November 5, 2003 by Canadian Underwriter
Following up on its threats, the Alberta government has announced it will freeze auto insurance rates as of October 30, 2003, and that the freeze could be in place for as long as 18 months. Bowing to public pressure, Premier Ralph Klein says legislation will be introduced in the upcoming sitting of the legislature to freeze rates retroactive to that date. Interestingly though, the freeze applies on to those whose driving status has not changed, meaning those with a recent driving conviction could still see their rates rise, and those expecting a discount for good driving should still be rewarded. It applies to both personal and commercial auto rates.
Klein says the freeze “will ensure that consumers are protected from general increases not related to driving record while we work toward a long-term solution to the problem of high rates.” Discussions on such issues as tort reform have been ongoing but produced no real changes thus far.

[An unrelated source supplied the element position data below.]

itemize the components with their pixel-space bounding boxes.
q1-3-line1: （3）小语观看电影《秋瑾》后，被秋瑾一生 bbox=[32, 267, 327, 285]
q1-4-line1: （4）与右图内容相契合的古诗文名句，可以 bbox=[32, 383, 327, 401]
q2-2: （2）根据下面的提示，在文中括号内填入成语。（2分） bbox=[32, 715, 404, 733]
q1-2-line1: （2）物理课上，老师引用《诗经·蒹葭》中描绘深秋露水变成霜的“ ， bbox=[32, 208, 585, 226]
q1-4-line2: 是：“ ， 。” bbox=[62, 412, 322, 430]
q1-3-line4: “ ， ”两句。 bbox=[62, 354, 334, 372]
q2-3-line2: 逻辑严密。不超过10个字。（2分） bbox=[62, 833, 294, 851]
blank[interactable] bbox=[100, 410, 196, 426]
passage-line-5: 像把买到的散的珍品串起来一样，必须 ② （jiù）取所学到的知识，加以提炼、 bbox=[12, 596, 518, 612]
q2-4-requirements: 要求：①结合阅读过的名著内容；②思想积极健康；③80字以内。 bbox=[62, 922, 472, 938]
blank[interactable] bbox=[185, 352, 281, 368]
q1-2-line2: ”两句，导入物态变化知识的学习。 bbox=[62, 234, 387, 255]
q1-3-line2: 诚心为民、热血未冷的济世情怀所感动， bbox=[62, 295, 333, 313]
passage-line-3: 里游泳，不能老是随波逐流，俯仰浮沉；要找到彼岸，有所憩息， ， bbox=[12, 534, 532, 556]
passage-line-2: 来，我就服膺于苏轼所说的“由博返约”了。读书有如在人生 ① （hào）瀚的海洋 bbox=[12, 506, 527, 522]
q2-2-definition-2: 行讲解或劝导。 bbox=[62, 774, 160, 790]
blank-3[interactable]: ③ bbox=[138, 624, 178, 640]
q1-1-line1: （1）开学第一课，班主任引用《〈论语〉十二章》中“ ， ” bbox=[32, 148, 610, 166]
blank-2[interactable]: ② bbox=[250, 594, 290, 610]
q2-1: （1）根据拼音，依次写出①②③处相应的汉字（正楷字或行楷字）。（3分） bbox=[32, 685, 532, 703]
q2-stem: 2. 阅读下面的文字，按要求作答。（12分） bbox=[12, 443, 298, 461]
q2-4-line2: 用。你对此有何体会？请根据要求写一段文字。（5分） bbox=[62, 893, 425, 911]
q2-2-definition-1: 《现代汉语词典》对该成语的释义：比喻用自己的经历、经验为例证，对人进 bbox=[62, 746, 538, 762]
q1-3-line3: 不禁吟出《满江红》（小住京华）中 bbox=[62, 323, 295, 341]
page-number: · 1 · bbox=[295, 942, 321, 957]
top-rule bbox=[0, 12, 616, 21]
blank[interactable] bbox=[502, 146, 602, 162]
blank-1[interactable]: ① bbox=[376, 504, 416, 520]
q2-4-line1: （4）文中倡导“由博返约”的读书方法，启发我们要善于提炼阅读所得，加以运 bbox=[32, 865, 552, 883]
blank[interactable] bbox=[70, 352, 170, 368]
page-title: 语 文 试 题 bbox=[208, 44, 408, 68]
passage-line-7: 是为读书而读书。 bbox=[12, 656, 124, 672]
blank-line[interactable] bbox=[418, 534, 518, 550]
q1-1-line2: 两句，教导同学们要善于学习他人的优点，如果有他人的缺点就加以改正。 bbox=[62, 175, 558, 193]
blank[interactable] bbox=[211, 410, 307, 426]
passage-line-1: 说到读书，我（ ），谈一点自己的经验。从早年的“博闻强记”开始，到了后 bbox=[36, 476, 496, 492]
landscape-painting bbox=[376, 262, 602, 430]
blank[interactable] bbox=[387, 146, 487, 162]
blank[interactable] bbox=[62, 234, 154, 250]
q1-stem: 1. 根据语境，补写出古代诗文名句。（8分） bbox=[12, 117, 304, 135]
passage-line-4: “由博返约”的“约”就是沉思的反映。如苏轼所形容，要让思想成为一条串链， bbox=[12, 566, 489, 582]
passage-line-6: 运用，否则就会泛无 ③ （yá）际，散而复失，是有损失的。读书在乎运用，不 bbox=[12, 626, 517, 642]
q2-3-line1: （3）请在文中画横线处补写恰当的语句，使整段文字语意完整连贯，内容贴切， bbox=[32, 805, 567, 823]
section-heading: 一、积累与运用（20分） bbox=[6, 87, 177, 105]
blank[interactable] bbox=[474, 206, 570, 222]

Klein adds that a new regulation will be put in place to prevent people from “inappropriate” placement in the industry’s pool for high-risk drivers, the Facility Association. It is unclear what will constitute “inappropriate” placement.
Finance Minister Patricia Nelson says although the freeze could last as long as 18 months, she thinks the government will have a reform package in place prior to that. While the nature of such a package in unknown, Nelson hinted that it would include underwriting restrictions and a change to compensation for accident victims.